Figure 3.

MHC-Ib binds CD8αα on γδT cells with Qa-1^b inducing IFN-γ production. a, the pattern of MHC-Ib binding to CD8αα γδT cells is similar to that observed for RMA-s–CD8αα cells. FACS analysis of small intestine identifies a population of CD8αα⁺/CD94⁻ γδT cells that bind MHC-Ib tetramers. Contour plots show the staining for CD3⁺/γδTCR⁺ cells (left panel), their expression of CD8αα and the delineation of CD8αα⁺/CD94⁻ and CD8αα⁺/CD94⁺ subsets. The arrows show the pattern of electronic gating. Staining of TCRγδ⁺/CD8αα⁺/CD94⁻ cells with TL, H2-Q10, and Qa-1^b demonstrates increased binding of Qa-1^b when compared with H2-Q10 and TL. The open histogram is unstained, the filled histogram is TL, the dark-shaded histogram is H2–10 and the light-shaded histogram is Qa-1^b. Numbers in the histogram are the median fluorescent intensity. Results are representative of at least four independent experiments.
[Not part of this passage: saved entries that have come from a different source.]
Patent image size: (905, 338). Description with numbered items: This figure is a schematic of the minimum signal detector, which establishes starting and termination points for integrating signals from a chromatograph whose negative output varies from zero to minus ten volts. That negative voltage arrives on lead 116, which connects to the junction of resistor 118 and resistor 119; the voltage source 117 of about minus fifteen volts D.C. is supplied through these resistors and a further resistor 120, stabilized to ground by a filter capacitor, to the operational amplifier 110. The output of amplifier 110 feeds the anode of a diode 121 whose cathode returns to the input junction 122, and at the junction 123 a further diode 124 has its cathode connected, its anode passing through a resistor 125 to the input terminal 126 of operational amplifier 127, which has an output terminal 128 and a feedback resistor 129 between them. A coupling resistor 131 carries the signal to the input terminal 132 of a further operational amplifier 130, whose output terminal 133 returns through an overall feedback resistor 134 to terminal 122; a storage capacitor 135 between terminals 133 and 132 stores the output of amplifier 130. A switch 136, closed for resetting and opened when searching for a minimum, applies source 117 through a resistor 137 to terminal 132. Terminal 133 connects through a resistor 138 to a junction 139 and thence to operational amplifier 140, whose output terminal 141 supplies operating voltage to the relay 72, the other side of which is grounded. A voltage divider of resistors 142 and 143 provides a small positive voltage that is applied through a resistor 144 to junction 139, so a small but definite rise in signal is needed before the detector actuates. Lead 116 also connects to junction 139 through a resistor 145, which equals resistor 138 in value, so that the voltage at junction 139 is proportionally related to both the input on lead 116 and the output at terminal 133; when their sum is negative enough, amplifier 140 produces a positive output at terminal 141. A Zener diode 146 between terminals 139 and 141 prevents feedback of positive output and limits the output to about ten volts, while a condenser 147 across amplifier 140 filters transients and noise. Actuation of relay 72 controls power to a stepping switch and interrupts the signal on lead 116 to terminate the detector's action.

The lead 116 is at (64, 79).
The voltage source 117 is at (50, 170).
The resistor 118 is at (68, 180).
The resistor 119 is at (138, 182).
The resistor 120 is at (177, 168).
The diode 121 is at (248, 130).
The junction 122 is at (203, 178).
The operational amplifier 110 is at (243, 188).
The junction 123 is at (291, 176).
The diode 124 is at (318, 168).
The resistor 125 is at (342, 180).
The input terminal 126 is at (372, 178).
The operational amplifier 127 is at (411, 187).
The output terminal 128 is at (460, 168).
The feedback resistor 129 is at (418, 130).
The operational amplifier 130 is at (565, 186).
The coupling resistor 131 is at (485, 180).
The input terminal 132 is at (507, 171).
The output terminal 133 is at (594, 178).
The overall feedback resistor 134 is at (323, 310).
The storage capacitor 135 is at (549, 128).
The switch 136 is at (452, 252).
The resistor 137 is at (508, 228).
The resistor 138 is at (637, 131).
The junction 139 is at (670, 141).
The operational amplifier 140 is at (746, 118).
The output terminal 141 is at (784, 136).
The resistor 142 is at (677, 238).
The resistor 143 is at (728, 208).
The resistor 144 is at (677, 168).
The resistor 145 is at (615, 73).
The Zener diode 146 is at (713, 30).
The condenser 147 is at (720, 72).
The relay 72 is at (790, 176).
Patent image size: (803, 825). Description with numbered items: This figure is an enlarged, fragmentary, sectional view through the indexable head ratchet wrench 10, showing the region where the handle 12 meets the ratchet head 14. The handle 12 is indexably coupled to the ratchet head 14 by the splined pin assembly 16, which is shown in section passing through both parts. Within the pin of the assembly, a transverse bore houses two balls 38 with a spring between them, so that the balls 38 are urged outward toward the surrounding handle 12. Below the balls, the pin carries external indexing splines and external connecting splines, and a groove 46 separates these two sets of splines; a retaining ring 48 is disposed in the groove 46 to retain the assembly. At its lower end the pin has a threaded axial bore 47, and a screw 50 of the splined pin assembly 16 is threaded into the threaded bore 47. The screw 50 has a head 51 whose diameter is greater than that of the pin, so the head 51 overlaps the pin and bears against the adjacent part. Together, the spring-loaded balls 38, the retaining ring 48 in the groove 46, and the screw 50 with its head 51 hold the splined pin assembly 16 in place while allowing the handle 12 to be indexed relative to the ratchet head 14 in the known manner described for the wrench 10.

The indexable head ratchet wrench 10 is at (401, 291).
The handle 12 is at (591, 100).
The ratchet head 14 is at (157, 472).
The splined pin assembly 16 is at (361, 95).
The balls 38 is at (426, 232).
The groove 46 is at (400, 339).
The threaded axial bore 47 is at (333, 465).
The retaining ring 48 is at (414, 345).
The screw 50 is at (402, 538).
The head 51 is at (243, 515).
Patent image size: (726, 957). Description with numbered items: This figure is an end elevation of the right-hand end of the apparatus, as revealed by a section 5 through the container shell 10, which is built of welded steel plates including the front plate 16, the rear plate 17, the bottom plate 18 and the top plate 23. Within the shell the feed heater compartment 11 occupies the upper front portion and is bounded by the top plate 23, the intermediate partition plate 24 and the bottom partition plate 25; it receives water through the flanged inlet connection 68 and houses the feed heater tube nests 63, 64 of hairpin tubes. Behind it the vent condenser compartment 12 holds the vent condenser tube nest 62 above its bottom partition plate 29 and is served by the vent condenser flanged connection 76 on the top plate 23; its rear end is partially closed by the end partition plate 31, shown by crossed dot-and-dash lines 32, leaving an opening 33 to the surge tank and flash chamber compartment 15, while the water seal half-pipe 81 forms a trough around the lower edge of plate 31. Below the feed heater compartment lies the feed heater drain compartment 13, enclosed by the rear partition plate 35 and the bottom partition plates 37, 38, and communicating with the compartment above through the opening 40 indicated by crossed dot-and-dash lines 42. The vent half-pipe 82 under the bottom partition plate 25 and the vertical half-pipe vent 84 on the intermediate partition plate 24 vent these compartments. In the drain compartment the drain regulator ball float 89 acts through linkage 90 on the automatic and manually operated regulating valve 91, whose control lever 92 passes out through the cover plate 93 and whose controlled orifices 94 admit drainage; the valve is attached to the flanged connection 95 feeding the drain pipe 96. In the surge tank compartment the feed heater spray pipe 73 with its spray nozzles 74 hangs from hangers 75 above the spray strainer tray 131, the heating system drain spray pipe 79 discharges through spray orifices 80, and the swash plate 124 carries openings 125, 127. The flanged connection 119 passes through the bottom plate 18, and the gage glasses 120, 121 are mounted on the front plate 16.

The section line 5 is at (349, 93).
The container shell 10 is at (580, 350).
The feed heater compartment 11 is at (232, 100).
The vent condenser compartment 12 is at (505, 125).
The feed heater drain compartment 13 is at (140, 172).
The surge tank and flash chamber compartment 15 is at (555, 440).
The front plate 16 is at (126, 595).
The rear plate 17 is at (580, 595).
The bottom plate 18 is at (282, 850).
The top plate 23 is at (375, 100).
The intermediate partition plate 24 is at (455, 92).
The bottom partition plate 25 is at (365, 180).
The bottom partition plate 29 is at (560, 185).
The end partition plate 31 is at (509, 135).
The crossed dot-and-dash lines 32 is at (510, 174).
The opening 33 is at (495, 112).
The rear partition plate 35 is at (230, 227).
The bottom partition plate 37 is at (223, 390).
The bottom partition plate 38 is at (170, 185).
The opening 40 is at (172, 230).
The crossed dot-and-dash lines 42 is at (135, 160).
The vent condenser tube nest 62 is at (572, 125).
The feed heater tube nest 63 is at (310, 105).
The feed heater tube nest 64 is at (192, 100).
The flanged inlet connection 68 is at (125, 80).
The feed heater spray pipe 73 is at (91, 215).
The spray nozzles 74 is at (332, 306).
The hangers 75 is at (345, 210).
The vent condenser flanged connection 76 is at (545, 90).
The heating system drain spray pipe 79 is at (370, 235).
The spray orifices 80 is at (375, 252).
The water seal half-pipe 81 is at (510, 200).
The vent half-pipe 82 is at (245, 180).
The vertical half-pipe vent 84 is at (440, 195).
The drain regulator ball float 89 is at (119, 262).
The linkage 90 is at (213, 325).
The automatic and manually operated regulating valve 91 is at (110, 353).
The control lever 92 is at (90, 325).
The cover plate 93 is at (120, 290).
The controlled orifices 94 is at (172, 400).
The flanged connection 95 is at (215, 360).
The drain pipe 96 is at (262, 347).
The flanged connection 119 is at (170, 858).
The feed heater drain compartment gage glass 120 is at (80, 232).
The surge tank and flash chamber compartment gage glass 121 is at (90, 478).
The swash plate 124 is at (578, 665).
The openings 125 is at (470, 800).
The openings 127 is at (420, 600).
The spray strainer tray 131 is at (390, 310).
All histograms have been offset to stack vertically above one another and scaled to maximum count for clarity. b, Qa-1^b promotes CD8αα γδT cell activation. TCRγδ⁺/CD8αα⁺/CD94⁻ cells were sorted from the small intestine and cultured in the presence of crosslinked HLA-E monomers (open bars) or Qa-1^b monomers (filled bars). TCRγδ⁺/CD8αα⁻/CD94⁻ cells sorted from the small intestine were cultured in the presence of crosslinked Qa-1b monomers (gray bars). At 6 and 18 h post stimulation, the supernatants were harvested and cytokine production assessed using a CBA. The data are pooled from two independent experiments performed in triplicate (n = 6). **, p = 0.0022.